- Why trusts 25 years ago are not the same as trusts today.
- Set up trusts for your kids, and specify exactly how they can use the money.
- Use trusts to protect your kid’s inheritance from creditors and the estate tax in the long run.
The idea of creating a trust for a child leaves many parents conflicted. On the one hand, trusts are a powerful estate planning tool. On the other, trusts make most folks picture spoiled trust fund babies.
Personally, I want my kids to feel the financial security of a future inheritance, but I don’t want that security to make them less productive today. So, how do you tackle the use of lifetime trusts for your children or other beneficiaries?
The History Of Trusts
I have two sons, and there are a variety of ways I can craft the inheritances they will receive. 50 years ago, the standard was pretty simple. Each would get a 50% interest in my assets, and if he was over the age of 21, he would get it all immediately. Only the ultra-high net worth considered using trusts to protect inheritances, probably because of three main factors. First, trust planning wasn’t common, and it was hard to find an attorney who was well versed in it. Second, most families didn’t consider themselves affluent enough to need a rarified trust and estate attorney.
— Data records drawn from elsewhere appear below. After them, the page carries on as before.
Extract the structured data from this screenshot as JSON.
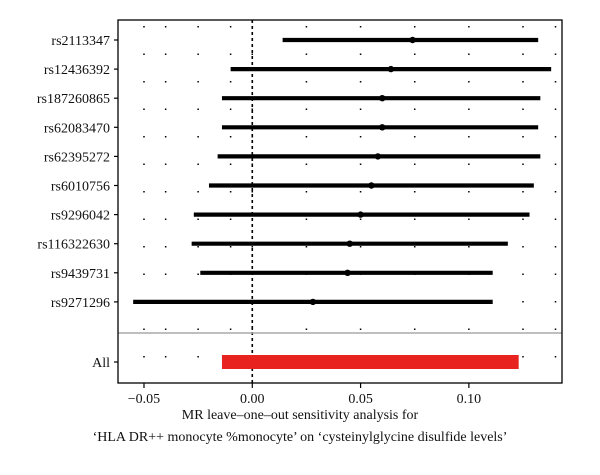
{
  "chart_data": {
    "type": "forest",
    "title": "",
    "xlabel_line1": "MR leave–one–out sensitivity analysis for",
    "xlabel_line2": "‘HLA DR++ monocyte %monocyte’ on ‘cysteinylglycine disulfide levels’",
    "ylabel": "",
    "xlim": [
      -0.062,
      0.143
    ],
    "x_ticks": [
      -0.05,
      0.0,
      0.05,
      0.1
    ],
    "x_tick_labels": [
      "−0.05",
      "0.00",
      "0.05",
      "0.10"
    ],
    "reference_line": 0,
    "grid": "dotted",
    "rows": [
      {
        "label": "rs2113347",
        "estimate": 0.074,
        "lower": 0.014,
        "upper": 0.132
      },
      {
        "label": "rs12436392",
        "estimate": 0.064,
        "lower": -0.01,
        "upper": 0.138
      },
      {
        "label": "rs187260865",
        "estimate": 0.06,
        "lower": -0.014,
        "upper": 0.133
      },
      {
        "label": "rs62083470",
        "estimate": 0.06,
        "lower": -0.014,
        "upper": 0.132
      },
      {
        "label": "rs62395272",
        "estimate": 0.058,
        "lower": -0.016,
        "upper": 0.133
      },
      {
        "label": "rs6010756",
        "estimate": 0.055,
        "lower": -0.02,
        "upper": 0.13
      },
      {
        "label": "rs9296042",
        "estimate": 0.05,
        "lower": -0.027,
        "upper": 0.128
      },
      {
        "label": "rs116322630",
        "estimate": 0.045,
        "lower": -0.028,
        "upper": 0.118
      },
      {
        "label": "rs9439731",
        "estimate": 0.044,
        "lower": -0.024,
        "upper": 0.111
      },
      {
        "label": "rs9271296",
        "estimate": 0.028,
        "lower": -0.055,
        "upper": 0.111
      }
    ],
    "overall": {
      "label": "All",
      "estimate": 0.054,
      "lower": -0.014,
      "upper": 0.123,
      "color": "#e8231f"
    },
    "colors": {
      "row_line": "#000000",
      "overall_bar": "#e8231f",
      "divider": "#aaaaaa"
    }
  }
}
And third, a 21-year-old was considered an adult.
25 years ago, the standard approach to inheritance was very different. It was much more likely that I’d use a trust as my primary estate planning document, which meant it was much easier to build some layers of protection around my sons’ inheritances. The most common was age-based. Instead of allowing my son full access at age 21 (which no longer seemed a responsible age), I might delay distribution so that he got access to smaller amounts over a determined period of time. “A third at age 25, a third at age 30, and a third at age 35” became pretty common.
Today, estate planners routinely suggest leaving a child’s inheritance in trust for a lifetime, with no specified date of distribution. Instead, the trust allows the child to use the assets for certain purposes and sets ages at which the child can start to make decisions about use on his or her own.
Why this shift?
If I direct my sons’ inheritances through a trust, I can give specific instructions about who can use the assets and how they can use them. If I limit use to what the IRS calls “ascertainable standards,” then I can make my sons the only people who should benefit from my assets. If I still want each of my sons to benefit from half of my assets, employing these standards is easy. In my trust, I simply say that my oldest son’s share of the assets can be used only “to provide for his health, education, maintenance and support.” These standards effectively mean the assets can be used to provide for his normal living expenses.
How Trusts Work
Trust standards are adaptive to different life stages. The normal living expenses of a 25-year old, for example, should be much lower than those of a 45-year old. As my son’s life gets more complicated (think mortgages, car payments, or child care), he’ll naturally need more money. The standards adapt to this, which means I do not really limit his access to his inheritance by keeping it in trust. But my instruction that the assets be used for HIS health, education, maintenance and support is a powerful limitation.
Let’s assume my son goes through a reckless period, during which he causes an auto accident. We can really pile on the costs and say that an attorney was driving one of the cars involved in the crash, and he sues my son for $1 million. Every dollar my son has received of his inheritance will be subject to that creditor’s claim. But the attorney can’t get to the assets still inside my trust because my trust says those assets are only to be used for my son’s normal living expenses.
People go through tremendous efforts to achieve this kind of creditor protection for themselves, but it is hard to wrap around your own assets. By using the ascertainable standards in my trust, I can give my sons an incredible advantage.
And it gets better.
Not too many people actually get sued over auto accidents. The much more likely trip is to divorce court. The same language in my trust reduces the risk of a divorce court divvying up my son’s inheritance to an ex-spouse. Divorce proceedings are never predictable, and judges are the least predictable part of the process. Fortunately for my son were this scenario to occur, protective language in my trust will give him an advantage in the event of a divorce.
Finally, the ascertainable standards will reduce my family’s exposure to the federal estate tax. That’s because the estate tax applies at my death to assets over which I have control that amount to outright ownership. Assets that I acquire on my own are definitely subject to the estate tax at my death, but assets that someone leaves to me in a trust are not subject to the tax if I can only use assets for the ascertainable standards. So, if I leave assets to my son and he’s successful on his own (and creates a taxable estate), then his inheritance from me is subject to the estate tax at his death unless that inheritance is subject to the ascertainable standards.
Trusts And Your Family
Let’s recap. If you leave assets to your children in a trust, the assets are available for normal living expenses any protected from potential creditors, less likely to end up going to future ex-spouses, and subject to less estate tax.